И, конечно, этот старик был на своем месте — лежащий на кровати (в коридоре) старик-алкаш, без которого я не представляю себе полноценной психушки. Как герб на вратах. Старый алконавт был «зафиксирован», то бишь привязан к кровати. И плакал. Стонал. В его глазах вековое гнилье. Болотная жижа застаивалась под бровями, час за часом, он расплескивал ее, только когда мотал головой. Бродячие дебилы в халатах и выставленная на виду кровать со стариком, под которой лужица слез — вот что такое больничный коридор (плюс отсутствие окон). Я расспросил: у старика не было родных — жил один, спивался и в белой горячке выбрасывал из дома все предметы, какие только мог поднять. Упекли, разумеется. Соседи, разумеется. (Теперь старик не был опасен для проходящих под окнами.) Время от времени он метался; кровать скрипела на весь коридор. Буйство сошло, уже на третий день его развязали, но теперь он принципиально не вставал и ходил под себя. Запахи? Воняет? — это ваши проблемы! А он хотел жить. Он жадно ел. Одна его рука все время была с решимостью выброшена из-под одеяла вверх и в сторону: к людям, мол, если с едой, не проходите мимо! Великий старик. Сам в говне, а рука — к небу.

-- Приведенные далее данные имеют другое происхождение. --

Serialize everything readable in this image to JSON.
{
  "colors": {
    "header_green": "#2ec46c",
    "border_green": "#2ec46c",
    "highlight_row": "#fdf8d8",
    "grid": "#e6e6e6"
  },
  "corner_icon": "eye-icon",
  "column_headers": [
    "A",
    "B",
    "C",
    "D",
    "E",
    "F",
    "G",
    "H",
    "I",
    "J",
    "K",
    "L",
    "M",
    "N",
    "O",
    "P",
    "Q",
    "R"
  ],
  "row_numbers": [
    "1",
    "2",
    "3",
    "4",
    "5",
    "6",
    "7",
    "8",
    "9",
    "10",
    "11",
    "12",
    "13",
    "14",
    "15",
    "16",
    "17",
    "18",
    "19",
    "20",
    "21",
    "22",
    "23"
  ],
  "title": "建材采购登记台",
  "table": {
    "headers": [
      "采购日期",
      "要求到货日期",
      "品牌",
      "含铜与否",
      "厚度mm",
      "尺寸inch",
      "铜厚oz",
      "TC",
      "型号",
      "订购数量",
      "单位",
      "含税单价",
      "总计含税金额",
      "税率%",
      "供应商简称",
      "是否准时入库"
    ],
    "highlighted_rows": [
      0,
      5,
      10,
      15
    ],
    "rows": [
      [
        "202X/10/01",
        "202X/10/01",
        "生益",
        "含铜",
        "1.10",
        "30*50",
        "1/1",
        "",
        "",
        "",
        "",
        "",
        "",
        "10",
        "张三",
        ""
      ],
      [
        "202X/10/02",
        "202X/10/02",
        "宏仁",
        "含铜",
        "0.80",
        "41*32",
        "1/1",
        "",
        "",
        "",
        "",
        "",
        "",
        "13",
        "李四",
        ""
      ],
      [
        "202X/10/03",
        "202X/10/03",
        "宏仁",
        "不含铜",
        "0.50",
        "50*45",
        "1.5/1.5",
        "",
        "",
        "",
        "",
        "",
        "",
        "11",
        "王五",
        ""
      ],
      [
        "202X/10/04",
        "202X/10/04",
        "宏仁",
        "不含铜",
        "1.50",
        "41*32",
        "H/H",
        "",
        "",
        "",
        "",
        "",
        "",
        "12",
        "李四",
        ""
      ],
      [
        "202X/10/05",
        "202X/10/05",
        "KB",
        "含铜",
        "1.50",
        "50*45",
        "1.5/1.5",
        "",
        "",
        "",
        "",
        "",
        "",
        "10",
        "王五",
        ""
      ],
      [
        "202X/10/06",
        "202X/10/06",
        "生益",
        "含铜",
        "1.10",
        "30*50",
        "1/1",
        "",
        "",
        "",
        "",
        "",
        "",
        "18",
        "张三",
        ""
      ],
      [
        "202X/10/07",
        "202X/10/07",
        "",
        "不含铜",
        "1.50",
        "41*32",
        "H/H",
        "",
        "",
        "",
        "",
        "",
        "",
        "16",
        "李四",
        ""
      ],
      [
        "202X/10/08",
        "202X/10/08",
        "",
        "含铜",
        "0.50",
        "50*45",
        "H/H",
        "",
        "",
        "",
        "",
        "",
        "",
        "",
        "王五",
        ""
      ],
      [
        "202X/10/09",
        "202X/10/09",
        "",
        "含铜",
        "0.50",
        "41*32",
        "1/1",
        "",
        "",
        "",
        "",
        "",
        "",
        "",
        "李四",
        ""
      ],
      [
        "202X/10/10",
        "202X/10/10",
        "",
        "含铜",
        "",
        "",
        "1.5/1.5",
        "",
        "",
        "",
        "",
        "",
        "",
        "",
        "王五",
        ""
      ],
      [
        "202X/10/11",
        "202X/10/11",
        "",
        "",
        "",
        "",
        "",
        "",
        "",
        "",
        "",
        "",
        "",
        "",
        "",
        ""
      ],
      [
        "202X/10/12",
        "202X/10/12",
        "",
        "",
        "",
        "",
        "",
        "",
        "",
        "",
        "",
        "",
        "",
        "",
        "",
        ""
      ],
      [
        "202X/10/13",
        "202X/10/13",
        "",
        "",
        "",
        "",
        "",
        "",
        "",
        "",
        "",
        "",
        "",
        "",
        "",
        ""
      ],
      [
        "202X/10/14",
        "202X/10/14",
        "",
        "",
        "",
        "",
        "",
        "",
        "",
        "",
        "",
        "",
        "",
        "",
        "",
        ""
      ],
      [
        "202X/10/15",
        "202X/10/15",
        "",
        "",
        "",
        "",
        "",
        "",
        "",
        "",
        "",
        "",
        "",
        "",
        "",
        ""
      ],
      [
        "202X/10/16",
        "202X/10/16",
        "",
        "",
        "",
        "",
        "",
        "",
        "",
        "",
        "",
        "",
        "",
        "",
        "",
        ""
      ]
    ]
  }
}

Ему не нашлось места, а меж тем я видел в палатах свободные кровати. Одна-две. (Возможно, старик в коридоре просто обязателен, чтобы больница была настоящей .) Впрочем, свободные кровати могли быть кроватями отпущенных домой. Некоторых выпускают на субботу-воскресенье. Стариков выпускают. Молодых дебилов — нет. Вдруг вспоминаю: я-то старик (мысль моя все еще как бы спохватывается и входит в реальность рывками: включается «я»). Меня тоже будут выпускать. Опять жизнь! А коридоры — моя слабость. Нет лучше места для дум. Руки в карманы (халата), я шел завтракать кашей.

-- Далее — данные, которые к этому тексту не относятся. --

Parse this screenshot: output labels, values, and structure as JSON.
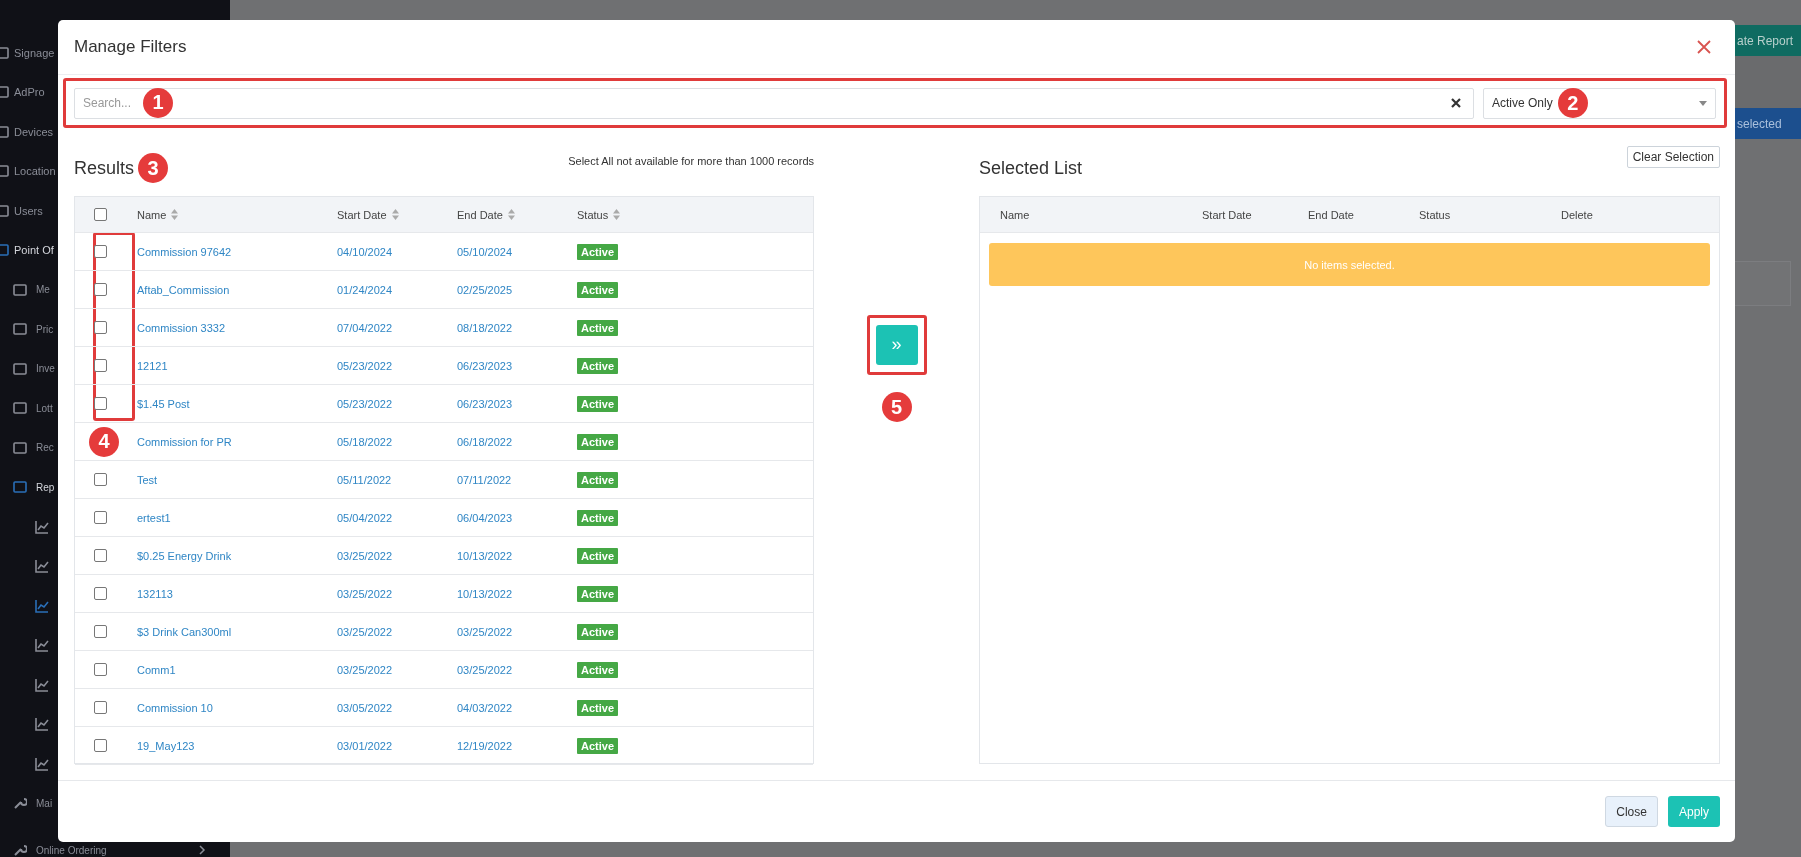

Жизнь в больнице, особенно поначалу, очаровательна своей медлительностью. Я легонько насвистывал. Я вполне ожил. (Быстро пускаю корни.) На душе широко, легко, как после одержанной победы. Я тоже великий старик. Мучившее отступило. В результате ли инъекций, нещадно кололи двое суток, либо же как результат собственного срыва (когда я изошел в вое и в крике), мне полегчало. Я верю в крик. Вой не бывает неискренним. Тот ночной крик в бомжатнике был расслышан. Они (там, высоко наверху) приняли мой вой и мою боль как покаяние; приняли и зачли. Мысль мне нравится. Тем провалом в кратковременный ужас и сумасшествие я оплатил первую (скажем, так) из присланных мне квитанций. Могу жить. Совесть, похоже, умолкла. (Бедный наш рудимент. Пришлось-таки с ней считаться!) Возможно, я оплатил уже и весь счет, знать я не мог. Сумму никто не знает. Людям не дано, — философствовал я, выгуливая себя по коридору. Прогулки полезны. Маячат пять или шесть психов, тоже туда-сюда, отдых.
Нас подкалывают, послеживают (боясь рецидива), и ведь какая-никакая еда, кормежка! Кормежка и, плюс, уже чуть-чуть манящая медсестра Маруся... вот приоритеты. Гребу двумя веслами.
В первый день я очнулся «зафиксированный», руки-ноги привязаны к кровати, в голове тупая боль, а над головой — белый-белый потолок. Я нет-нет и проваливался в белое, плыл, но уже тогда как бы инстинктом держался за глаза улыбчивой Маруси, а потом и за рысьи глаза Калерии, второй наклонявшейся ко мне, стареющей медсестры. Руки со шприцем. Окрики. Лечащий врач Зюзин. Меня развязали. Оглядевшись, я вдруг легко осознал себя среди десяти больничных коек. А улыбающаяся Маруся подала пить... Мой лечащий Зюзин звезд не хватал ни с неба, ни у начальства: из недалеких и слишком честных. Славный тугодумный мужичок. При обходе молча стоял возле моей кровати. С лекарствами не усердствовал. Когда я бурно и сбивчиво исходил в крике, Зюзин (принимал меня из рук «скорой») все повторял: мы вас понимаем! прекрасно вас понимаем!.. Зато теперь, в палате, я уже свысока рассуждал, мол, надо же, этот мышонок, этот жеваный белый халат, он может меня понимать да еще прекрасно . (Он может понимать Калерию, которая клянчит увеличить ей зарплату на мизер.)